On pourrait penser que, depuis les millénaires que nous gravons, peignons, écrivons, composons, construisons, tout a désormais été dit, pensé, représenté, chanté, construit ; que nous ne pouvons que répéter ou singer ce que d’autres, avant nous, ont conçu et créé. Mais il n’en est rien : notre inventivité, notre capacité à créer du neuf et du beau est intacte, sinon même étendue par l’inspiration qui naît de la contemplation, de la confrontation aux œuvres passées ; loin de s’en épuiser, notre imagination s’accroît de tout ce qui est créé.
Nous créons de la beauté avec des œuvres originales, nées de nos techniques singulières et de notre seule imagination, tels les romans, les poèmes, les musiques, les objets d’art ou cette vidéo onirique, cette approche sensuelle et dansante de la forêt réalisée par Chloé Belloc et vue hier à la galerie de l’Académie des Beaux-Arts. Mais nous créons aussi de la beauté dans la reproduction, la simple reproduction détaillée et objective de la réalité existante, de la nature dans sa matérialité essentielle. C’est ce qu’on découvre et ressent, avec pour ma part surprise, émotion et compassion, à la vue de ces reproductions fidèles de visages et de corps humains comme ceux qu’on découvre tout au long de l’exposition que le Musée Maillol consacre à Hyperréalisme. Ceci n’est pas un corps..

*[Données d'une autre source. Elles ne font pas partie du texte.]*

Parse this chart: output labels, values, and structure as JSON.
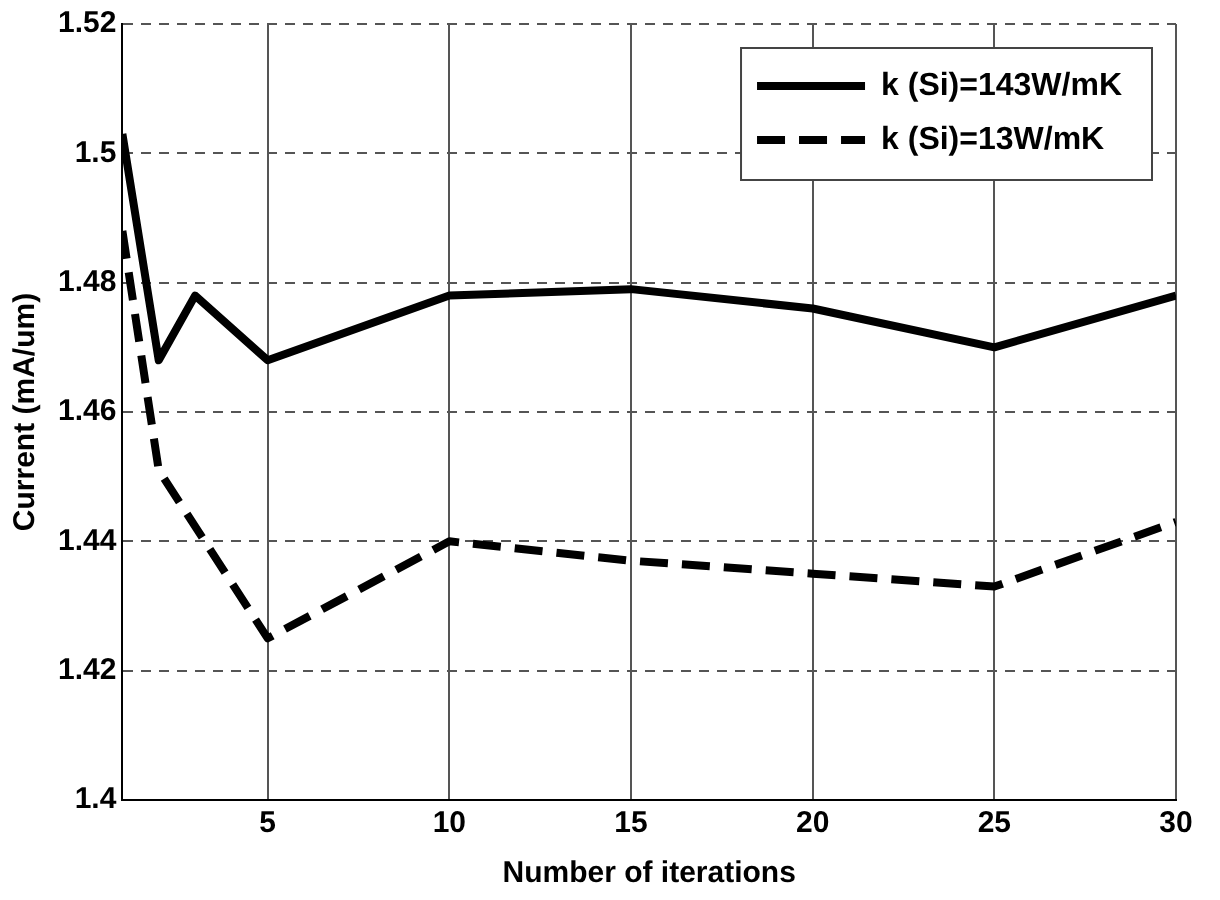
{
  "chart_data": {
    "type": "line",
    "xlabel": "Number of iterations",
    "ylabel": "Current (mA/um)",
    "xlim": [
      1,
      30
    ],
    "xticks": [
      5,
      10,
      15,
      20,
      25,
      30
    ],
    "ylim": [
      1.4,
      1.52
    ],
    "yticks": [
      1.4,
      1.42,
      1.44,
      1.46,
      1.48,
      1.5,
      1.52
    ],
    "grid": true,
    "legend": "top right",
    "marker": "none",
    "series": [
      {
        "name": "k (Si)=143W/mK",
        "color": "#000000",
        "line_style": "solid",
        "x": [
          1,
          2,
          3,
          5,
          10,
          15,
          20,
          25,
          30
        ],
        "values": [
          1.503,
          1.468,
          1.478,
          1.468,
          1.478,
          1.479,
          1.476,
          1.47,
          1.478
        ]
      },
      {
        "name": "k (Si)=13W/mK",
        "color": "#000000",
        "line_style": "dashed",
        "x": [
          1,
          2,
          5,
          10,
          15,
          20,
          25,
          30
        ],
        "values": [
          1.488,
          1.451,
          1.425,
          1.44,
          1.437,
          1.435,
          1.433,
          1.443
        ]
      }
    ]
  }
}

Le contexte muséal, cette mise en lumière et en valeur particulières qui préparent l’esprit à se recueillir, à recevoir et à admirer ce qui lui est désigné comme œuvre, joue certainement un rôle dans le choc qu’on éprouve. Il y a évidemment aussi la beauté triomphante de certains de ces corps. Mais ce qui bouleverse plus que tout, c’est, de façon très paradoxale, le sentiment de réalité qui émane de ces statues et l’émerveillement dans lequel nous plonge la possibilité d’observer de près et longuement ce que la vie ou les conventions sociales nous empêchent ordinairement d’examiner, ou seulement chez celles et ceux que nous aimons : le grain de la peau, le paysage des rides, l’arche de la clavicule, la forme particulière de la main ou du pied.
Au bout du bout de cette reproduction dépassionnée des êtres, seraient-ils très éloignés des règles canoniques, c’est un hymne à la splendeur, à la perfection fragile du corps, de la nature, de la création. Et c’est de la résonance de cet hymne dans notre esprit que naît l’émotion : la reproduction du réel, quand elle est conduite à son extrémité, devient récréation.
En illustration sonore, A pile of dust, de Jóhann Jóhannsson, tiré de l’album Orphée.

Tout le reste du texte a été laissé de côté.